To take an example. Suppose two architects are considering where to install windows and doors in a new house. One of them may have one view of where they should be positioned, the other may have a different view. However, both opinions may be sensible and both parties, while having their own view, may still find the views of the other to be reasonable.
This is emphatically not my view as regards people who believe in god. While I respect their right to do so, this does not mean that I think it is a reasonable position to hold. On the contrary, I think it is an absurd view to have, particularly in this day and age when so much progress has been made in terms of human knowledge compared with the time of our primitive ancestors and even compared with the 19th century when lots of eccentric religious sects were part of the furniture. Now, however, we are in the 21st century and there is no intellectual justification, in my view, for clinging on to antiquated superstitions that most educated people have rightly abandoned.
Indeed I go further than this. It is my view that religion is not something anodyne, something neutral, but rather a set of beliefs which is positively harmful.
I have noticed, for example, that missionary creeds like your own latch on to less well-educated people, often immigrants, and provide them with a ready-made community of friends and acquaintances in exchange for a readiness to be brainwashed. Religious people also tend to brainwash their own children.
As is often the case, there is also the question of money. There are a number of religious creeds in which senior figures have acquired substantial wealth as a result of contributions from their congregations. I have no doubt that the acquisition of wealth from gullible believers is a major incentive for those pulling the strings.

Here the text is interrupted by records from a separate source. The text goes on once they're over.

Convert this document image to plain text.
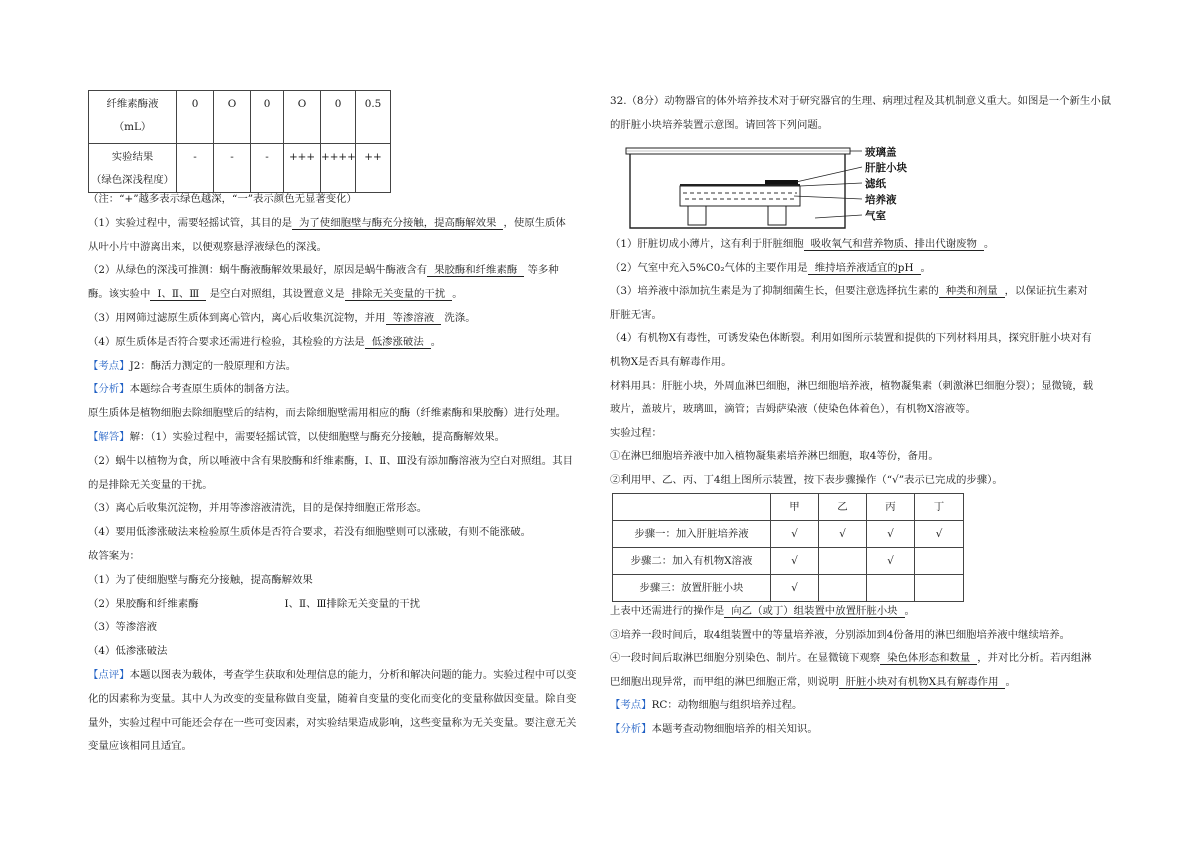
纤维素酶液
（mL）	0	O	0	O	0	0.5

实验结果
（绿色深浅程度）	-	-	-	+++	++++	++
（注：“+”越多表示绿色越深，“一”表示颜色无显著变化）
（1）实验过程中，需要轻摇试管，其目的是 为了使细胞壁与酶充分接触，提高酶解效果 ，使原生质体
从叶小片中游离出来，以便观察悬浮液绿色的深浅。
（2）从绿色的深浅可推测：蜗牛酶液酶解效果最好，原因是蜗牛酶液含有 果胶酶和纤维素酶 等多种
酶。该实验中 Ⅰ、Ⅱ、Ⅲ 是空白对照组，其设置意义是 排除无关变量的干扰 。
（3）用网筛过滤原生质体到离心管内，离心后收集沉淀物，并用 等渗溶液 洗涤。
（4）原生质体是否符合要求还需进行检验，其检验的方法是 低渗涨破法 。
【考点】J2：酶活力测定的一般原理和方法。
【分析】本题综合考查原生质体的制备方法。
原生质体是植物细胞去除细胞壁后的结构，而去除细胞壁需用相应的酶（纤维素酶和果胶酶）进行处理。
【解答】解：（1）实验过程中，需要轻摇试管，以使细胞壁与酶充分接触，提高酶解效果。
（2）蜗牛以植物为食，所以唾液中含有果胶酶和纤维素酶，Ⅰ、Ⅱ、Ⅲ没有添加酶溶液为空白对照组。其目
的是排除无关变量的干扰。
（3）离心后收集沉淀物，并用等渗溶液清洗，目的是保持细胞正常形态。
（4）要用低渗涨破法来检验原生质体是否符合要求，若没有细胞壁则可以涨破，有则不能涨破。
故答案为：
（1）为了使细胞壁与酶充分接触，提高酶解效果
（2）果胶酶和纤维素酶	Ⅰ、Ⅱ、Ⅲ排除无关变量的干扰
（3）等渗溶液
（4）低渗涨破法
【点评】本题以图表为载体，考查学生获取和处理信息的能力，分析和解决问题的能力。实验过程中可以变
化的因素称为变量。其中人为改变的变量称做自变量，随着自变量的变化而变化的变量称做因变量。除自变
量外，实验过程中可能还会存在一些可变因素，对实验结果造成影响，这些变量称为无关变量。要注意无关
变量应该相同且适宜。
32.（8分）动物器官的体外培养技术对于研究器官的生理、病理过程及其机制意义重大。如图是一个新生小鼠
的肝脏小块培养装置示意图。请回答下列问题。
玻璃盖
肝脏小块
滤纸
培养液
气室
（1）肝脏切成小薄片，这有利于肝脏细胞 吸收氧气和营养物质、排出代谢废物 。
（2）气室中充入5%C0₂气体的主要作用是 维持培养液适宜的pH 。
（3）培养液中添加抗生素是为了抑制细菌生长，但要注意选择抗生素的 种类和剂量 ，以保证抗生素对
肝脏无害。
（4）有机物X有毒性，可诱发染色体断裂。利用如图所示装置和提供的下列材料用具，探究肝脏小块对有
机物X是否具有解毒作用。
材料用具：肝脏小块，外周血淋巴细胞，淋巴细胞培养液，植物凝集素（刺激淋巴细胞分裂）；显微镜，载
玻片，盖玻片，玻璃皿，滴管；吉姆萨染液（使染色体着色），有机物X溶液等。
实验过程：
①在淋巴细胞培养液中加入植物凝集素培养淋巴细胞，取4等份，备用。
②利用甲、乙、丙、丁4组上图所示装置，按下表步骤操作（“√”表示已完成的步骤）。
	甲	乙	丙	丁
步骤一：加入肝脏培养液	√	√	√	√
步骤二：加入有机物X溶液	√		√	
步骤三：放置肝脏小块	√			
上表中还需进行的操作是 向乙（或丁）组装置中放置肝脏小块 。
③培养一段时间后，取4组装置中的等量培养液，分别添加到4份备用的淋巴细胞培养液中继续培养。
④一段时间后取淋巴细胞分别染色、制片。在显微镜下观察 染色体形态和数量 ，并对比分析。若丙组淋
巴细胞出现异常，而甲组的淋巴细胞正常，则说明 肝脏小块对有机物X具有解毒作用 。
【考点】RC：动物细胞与组织培养过程。
【分析】本题考查动物细胞培养的相关知识。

There may be special problems, moreover, with Jehovah’s Witnesses, if my information in this regard is correct. Here are three instances:
Some religions, regardless of their beliefs, do at least engage with people in this world and seek to help the poor and the disadvantaged (eg Christian Aid or CAFOD). However, I have been told by a Jehovah’s Witness that the focus of Jehovah’s Witnesses is on the next world, saving souls for the afterlife, etc, rather than on alleviating the plight of those suffering in the actual world in which we happen to be living.
I have also been told that Jehovah’s Witnesses do not vote in elections. In the West the right to vote and hence influence the political framework that directly affects people’s daily life in the here and now has been painstakingly secured over many centuries and at great personal cost. Indeed many of the world’s peoples still lack that right and, as a result, remain subject to tyrannical regimes. To refuse to take part in the political process when one enjoys the right to do so strikes me as worse than perverse.

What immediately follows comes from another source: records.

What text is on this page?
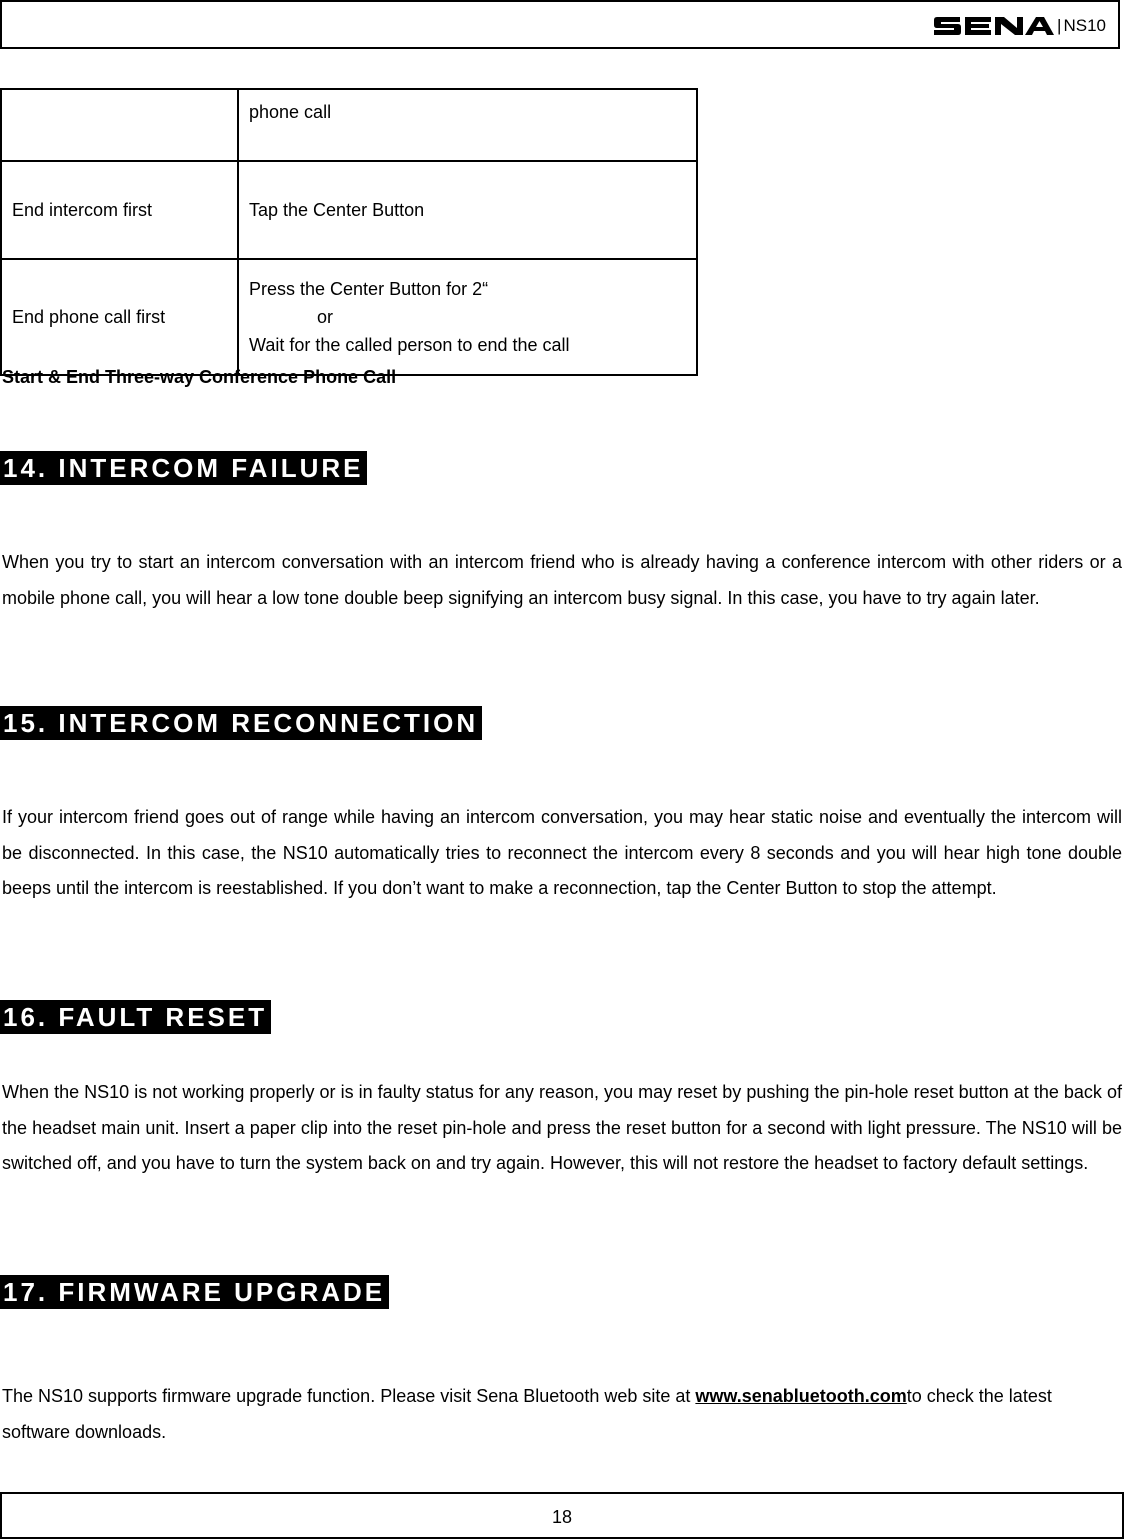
| NS10
	phone call
End intercom first	Tap the Center Button
End phone call first	Press the Center Button for 2“
or
Wait for the called person to end the call
Start & End Three-way Conference Phone Call
14. INTERCOM FAILURE
When you try to start an intercom conversation with an intercom friend who is already having a conference intercom with other riders or a mobile phone call, you will hear a low tone double beep signifying an intercom busy signal. In this case, you have to try again later.
15. INTERCOM RECONNECTION
If your intercom friend goes out of range while having an intercom conversation, you may hear static noise and eventually the intercom will be disconnected. In this case, the NS10 automatically tries to reconnect the intercom every 8 seconds and you will hear high tone double beeps until the intercom is reestablished. If you don’t want to make a reconnection, tap the Center Button to stop the attempt.
16. FAULT RESET
When the NS10 is not working properly or is in faulty status for any reason, you may reset by pushing the pin-hole reset button at the back of the headset main unit. Insert a paper clip into the reset pin-hole and press the reset button for a second with light pressure. The NS10 will be switched off, and you have to turn the system back on and try again. However, this will not restore the headset to factory default settings.
17. FIRMWARE UPGRADE
The NS10 supports firmware upgrade function. Please visit Sena Bluetooth web site at www.senabluetooth.comto check the latest software downloads.
18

Then there is the appalling refusal of Jehovah’s Witnesses to accept blood transfusions. To me, this is nothing short of criminal. If someone dies as a result of not having a blood transfusion, then I believe that anyone who is responsible for preventing that person from having a blood transfusion should be prosecuted either for murder or for aiding and abetting.
Enough said, I think. I devoted an inordinate amount of time and thought to religion up to the age of 15. I dealt in depth with all conceivable questions ranging from the “proofs” or “evidence” for the existence of god to the origin of the world and our species. I came to the conclusions that I have outlined above. I see no reason to reopen this particular Pandora’s box.